The production of history inevitably involves the manipulation of the dead. Using case studies from France, the United States, and South Africa, this panel explores different ways that the living have used the dead to process difficult legacies of violence, particularly when constructing historical narratives. In “Skeletons under the Streets” Erin-Marie Legacey examines how early-nineteenth-century Parisians responded to the public display of bones from one of the French Revolution’s most notoriously violent episodes. She demonstrates how conservatives’ attempts to create an expiatory monument out of these unfortunate remains fell flat among a population that was looking to resolve and move beyond their tumultuous past. This denial of violence contrasts sharply with how the Transcontinental Railroad companies addressed the violent past of the Overland Trail. In “Railroad History,” Sarah Keyes highlights how railroad companies used the graves of emigrants, many of whom died violently, to craft a triumphant narrative of the history of westward expansion. As Keyes explains, promotional materials encouraged railroad travelers during the Gilded Age to compare their current safety with the dangers that emigrants faced a generation earlier. The historical narrative that Tiffany Jones unearths in “Memory and Reclaiming Ancestors’ Bodies” is decidedly less triumphant, as she details how indigenous African groups struggled throughout the twentieth century to gain control over the remains of their nineteenth-century ancestors, whose remains had been on display in places as far flung as Paris and the Scottish Highlands.
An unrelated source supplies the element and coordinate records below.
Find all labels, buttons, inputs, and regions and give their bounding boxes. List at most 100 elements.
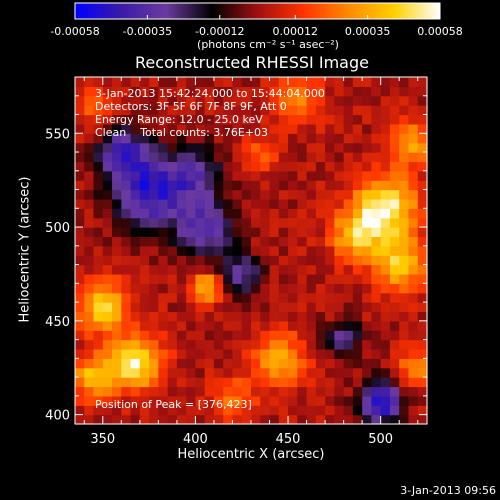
heatmap-cell bbox=[176, 86, 187, 97]
heatmap-cell bbox=[84, 189, 95, 200]
heatmap-cell bbox=[251, 264, 261, 275]
heatmap-cell bbox=[186, 198, 197, 209]
heatmap-cell bbox=[297, 95, 308, 106]
heatmap-cell bbox=[204, 377, 215, 388]
heatmap-cell bbox=[389, 227, 400, 238]
heatmap-cell bbox=[139, 180, 150, 191]
heatmap-cell bbox=[195, 386, 206, 397]
heatmap-cell bbox=[112, 245, 122, 256]
heatmap-cell bbox=[130, 302, 141, 313]
heatmap-cell bbox=[112, 198, 122, 209]
heatmap-cell bbox=[75, 264, 85, 275]
heatmap-cell bbox=[380, 302, 391, 313]
heatmap-cell bbox=[399, 311, 410, 322]
heatmap-cell bbox=[158, 348, 169, 359]
heatmap-cell bbox=[362, 386, 373, 397]
heatmap-cell bbox=[213, 264, 224, 275]
heatmap-cell bbox=[167, 414, 178, 425]
heatmap-cell bbox=[306, 339, 317, 350]
heatmap-cell bbox=[417, 189, 428, 200]
heatmap-cell bbox=[223, 236, 234, 247]
heatmap-cell bbox=[371, 311, 382, 322]
heatmap-cell bbox=[139, 152, 150, 163]
heatmap-cell bbox=[343, 320, 354, 331]
heatmap-cell bbox=[213, 358, 224, 369]
heatmap-cell bbox=[343, 236, 354, 247]
heatmap-cell bbox=[204, 292, 215, 303]
heatmap-cell bbox=[278, 114, 289, 125]
heatmap-cell bbox=[288, 123, 298, 134]
heatmap-cell bbox=[149, 245, 159, 256]
heatmap-cell bbox=[232, 189, 243, 200]
heatmap-cell bbox=[130, 292, 141, 303]
heatmap-cell bbox=[343, 77, 354, 87]
heatmap-cell bbox=[306, 320, 317, 331]
heatmap-cell bbox=[186, 161, 197, 172]
heatmap-cell bbox=[223, 358, 234, 369]
heatmap-cell bbox=[260, 152, 271, 163]
heatmap-cell bbox=[139, 105, 150, 116]
heatmap-cell bbox=[399, 198, 410, 209]
heatmap-cell bbox=[343, 189, 354, 200]
heatmap-cell bbox=[251, 114, 261, 125]
heatmap-cell bbox=[389, 405, 400, 416]
heatmap-cell bbox=[232, 292, 243, 303]
heatmap-cell bbox=[149, 123, 159, 134]
heatmap-cell bbox=[269, 123, 280, 134]
heatmap-cell bbox=[417, 255, 428, 266]
heatmap-cell bbox=[399, 105, 410, 116]
heatmap-cell bbox=[204, 339, 215, 350]
heatmap-cell bbox=[130, 339, 141, 350]
heatmap-cell bbox=[269, 273, 280, 284]
heatmap-cell bbox=[139, 330, 150, 341]
footer-timestamp: 3-Jan-2013 09:56 bbox=[400, 484, 496, 497]
heatmap-cell bbox=[278, 330, 289, 341]
heatmap-cell bbox=[204, 198, 215, 209]
heatmap-cell bbox=[121, 142, 132, 153]
heatmap-cell bbox=[121, 377, 132, 388]
heatmap-cell bbox=[112, 320, 122, 331]
heatmap-cell bbox=[84, 170, 95, 181]
heatmap-cell bbox=[306, 123, 317, 134]
heatmap-cell bbox=[112, 377, 122, 388]
heatmap-cell bbox=[158, 208, 169, 219]
heatmap-cell bbox=[380, 95, 391, 106]
heatmap-cell bbox=[380, 283, 391, 294]
heatmap-cell bbox=[315, 133, 326, 144]
heatmap-cell bbox=[75, 152, 85, 163]
heatmap-cell bbox=[288, 245, 298, 256]
heatmap-cell bbox=[121, 283, 132, 294]
heatmap-cell bbox=[158, 264, 169, 275]
heatmap-cell bbox=[352, 189, 363, 200]
heatmap-cell bbox=[112, 405, 122, 416]
heatmap-cell bbox=[130, 330, 141, 341]
heatmap-cell bbox=[269, 189, 280, 200]
heatmap-cell bbox=[269, 302, 280, 313]
heatmap-cell bbox=[251, 367, 261, 378]
heatmap-cell bbox=[241, 180, 252, 191]
heatmap-cell bbox=[149, 189, 159, 200]
heatmap-cell bbox=[389, 255, 400, 266]
heatmap-cell bbox=[241, 283, 252, 294]
heatmap-cell bbox=[380, 255, 391, 266]
heatmap-cell bbox=[315, 358, 326, 369]
heatmap-cell bbox=[121, 405, 132, 416]
heatmap-cell bbox=[232, 245, 243, 256]
heatmap-cell bbox=[176, 133, 187, 144]
heatmap-cell bbox=[186, 245, 197, 256]
heatmap-cell bbox=[213, 114, 224, 125]
heatmap-cell bbox=[195, 105, 206, 116]
heatmap-cell bbox=[371, 180, 382, 191]
heatmap-cell bbox=[84, 386, 95, 397]
heatmap-cell bbox=[278, 348, 289, 359]
heatmap-cell bbox=[260, 358, 271, 369]
heatmap-cell bbox=[408, 405, 419, 416]
heatmap-cell bbox=[121, 273, 132, 284]
heatmap-cell bbox=[288, 311, 298, 322]
y-axis-label: Heliocentric Y (arcsec) bbox=[17, 176, 33, 323]
heatmap-cell bbox=[75, 198, 85, 209]
heatmap-cell bbox=[213, 377, 224, 388]
heatmap-cell bbox=[297, 227, 308, 238]
heatmap-cell bbox=[186, 377, 197, 388]
heatmap-cell bbox=[315, 217, 326, 228]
Jones argues that by repatriating their dead, South Africans were forced to confront the injustices of their past and reassess their national history. Whether they were ignoring recent violence, sensationalizing it, or attempting to come to terms with it generations later, the French, American, and South African populations who appear in these papers all readily acknowledged the vital role that the dead played in this difficult process.
All three papers on this panel also address the importance of location when discussing the dead's ability to represent the past. Each dead body that appears in this panel was out of place in some way: on display ninety-feet below the city; in perpetual emigration to the frontier; or nine thousand miles from home. Although this dislocation could be deeply traumatic, it could also be (re)generative. Jones argues that South African peoples’ ongoing struggle to relocate and rebury their ancestors became a way to contest the past and represent the birth of a “new” South Africa. Similarly, Legacey and Keyes demonstrate how the itinerant and semi-anonymous bones along Overland Trail or in the Paris Catacombs turned previously chaotic spaces into powerful sites of regional identity.
Thomas Laqueur, author of The Place of the Dead: A Cultural History of Mortal Remains (Princeton, 2015), will provide commentary and Andrew Bernstein, author of Modern Passings: Death Rites, Politics, and Social Change in Imperial Japan (University of Hawaii, 2006) is session chair.